To examine 1-year prevalence of irritable bowel syndrome (IBS) and dyspepsia symptoms and their associations with anxiety, depression and post-traumatic stress disorder (PTSD) among women veterans receiving primary care at a Veteran Affairs Medical Center Women's Clinic.


Irritable bowel syndrome, dyspepsia and psychological distress were assessed using the validated self-administered Bowel Disorder Questionnaire, the Beck Depression and Anxiety Inventories, as well as the Mississippi Scale for Combat-Related Post-Traumatic Stress Disorder Questionnaire.

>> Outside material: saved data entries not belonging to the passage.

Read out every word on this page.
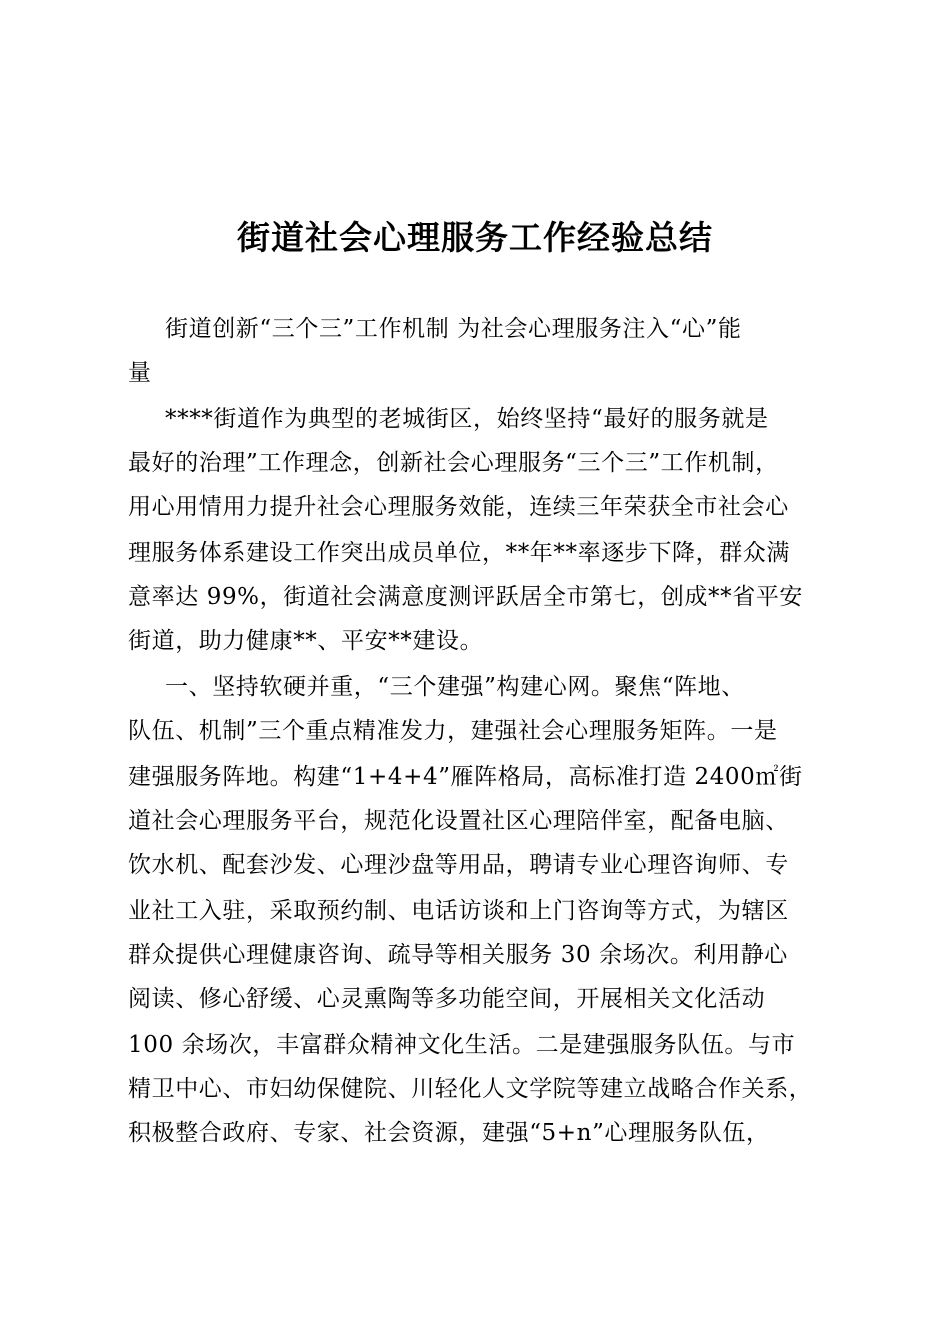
街道社会心理服务工作经验总结
街道创新“三个三”工作机制 为社会心理服务注入“心”能
量
****街道作为典型的老城街区，始终坚持“最好的服务就是
最好的治理”工作理念，创新社会心理服务“三个三”工作机制，
用心用情用力提升社会心理服务效能，连续三年荣获全市社会心
理服务体系建设工作突出成员单位，**年**率逐步下降，群众满
意率达 99%，街道社会满意度测评跃居全市第七，创成**省平安
街道，助力健康**、平安**建设。
一、坚持软硬并重，“三个建强”构建心网。聚焦“阵地、
队伍、机制”三个重点精准发力，建强社会心理服务矩阵。一是
建强服务阵地。构建“1+4+4”雁阵格局，高标准打造 2400㎡街
道社会心理服务平台，规范化设置社区心理陪伴室，配备电脑、
饮水机、配套沙发、心理沙盘等用品，聘请专业心理咨询师、专
业社工入驻，采取预约制、电话访谈和上门咨询等方式，为辖区
群众提供心理健康咨询、疏导等相关服务 30 余场次。利用静心
阅读、修心舒缓、心灵熏陶等多功能空间，开展相关文化活动
100 余场次，丰富群众精神文化生活。二是建强服务队伍。与市
精卫中心、市妇幼保健院、川轻化人文学院等建立战略合作关系，
积极整合政府、专家、社会资源，建强“5+n”心理服务队伍，
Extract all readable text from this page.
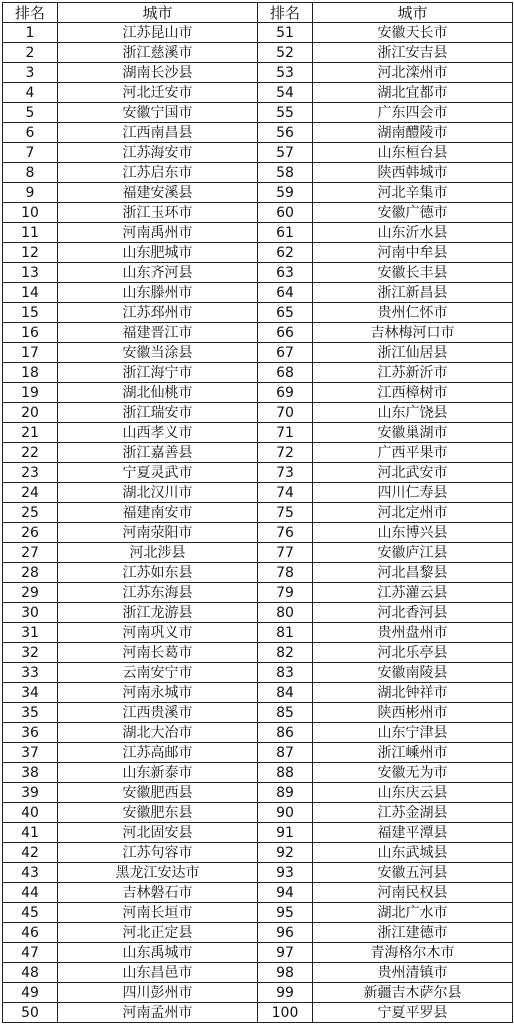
排名	城市	排名	城市
1	江苏昆山市	51	安徽天长市
2	浙江慈溪市	52	浙江安吉县
3	湖南长沙县	53	河北滦州市
4	河北迁安市	54	湖北宜都市
5	安徽宁国市	55	广东四会市
6	江西南昌县	56	湖南醴陵市
7	江苏海安市	57	山东桓台县
8	江苏启东市	58	陕西韩城市
9	福建安溪县	59	河北辛集市
10	浙江玉环市	60	安徽广德市
11	河南禹州市	61	山东沂水县
12	山东肥城市	62	河南中牟县
13	山东齐河县	63	安徽长丰县
14	山东滕州市	64	浙江新昌县
15	江苏邳州市	65	贵州仁怀市
16	福建晋江市	66	吉林梅河口市
17	安徽当涂县	67	浙江仙居县
18	浙江海宁市	68	江苏新沂市
19	湖北仙桃市	69	江西樟树市
20	浙江瑞安市	70	山东广饶县
21	山西孝义市	71	安徽巢湖市
22	浙江嘉善县	72	广西平果市
23	宁夏灵武市	73	河北武安市
24	湖北汉川市	74	四川仁寿县
25	福建南安市	75	河北定州市
26	河南荥阳市	76	山东博兴县
27	河北涉县	77	安徽庐江县
28	江苏如东县	78	河北昌黎县
29	江苏东海县	79	江苏灌云县
30	浙江龙游县	80	河北香河县
31	河南巩义市	81	贵州盘州市
32	河南长葛市	82	河北乐亭县
33	云南安宁市	83	安徽南陵县
34	河南永城市	84	湖北钟祥市
35	江西贵溪市	85	陕西彬州市
36	湖北大冶市	86	山东宁津县
37	江苏高邮市	87	浙江嵊州市
38	山东新泰市	88	安徽无为市
39	安徽肥西县	89	山东庆云县
40	安徽肥东县	90	江苏金湖县
41	河北固安县	91	福建平潭县
42	江苏句容市	92	山东武城县
43	黑龙江安达市	93	安徽五河县
44	吉林磐石市	94	河南民权县
45	河南长垣市	95	湖北广水市
46	河北正定县	96	浙江建德市
47	山东禹城市	97	青海格尔木市
48	山东昌邑市	98	贵州清镇市
49	四川彭州市	99	新疆吉木萨尔县
50	河南孟州市	100	宁夏平罗县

We enrolled 248 women (84% participation rate). Ninety-three (38%) reported IBS and 51 (21%) dyspepsia symptoms. Women with IBS and dyspepsia reported higher mean scores of anxiety (IBS: 24 vs. 12, P< 0.0005 and dyspepsia: 26 vs. 12, P< 0.0005), depression (IBS: 22 vs. 11, P= 0.0005 and dyspepsia: 23 vs. 11, P< 0.0005) and PTSD (IBS: 87 vs. 69, P< 0.001 and dyspepsia: 86 vs. 69, P< 0.0005). Age- and ethnicity-adjusted logistic regression analyses showed a 3- to 46-fold increase in odds of IBS and dyspepsia among women with anxiety, depression or PTSD.


Women veterans have high prevalence of IBS and dyspepsia symptoms, both of which are highly associated with presence of depression, anxiety and PTSD.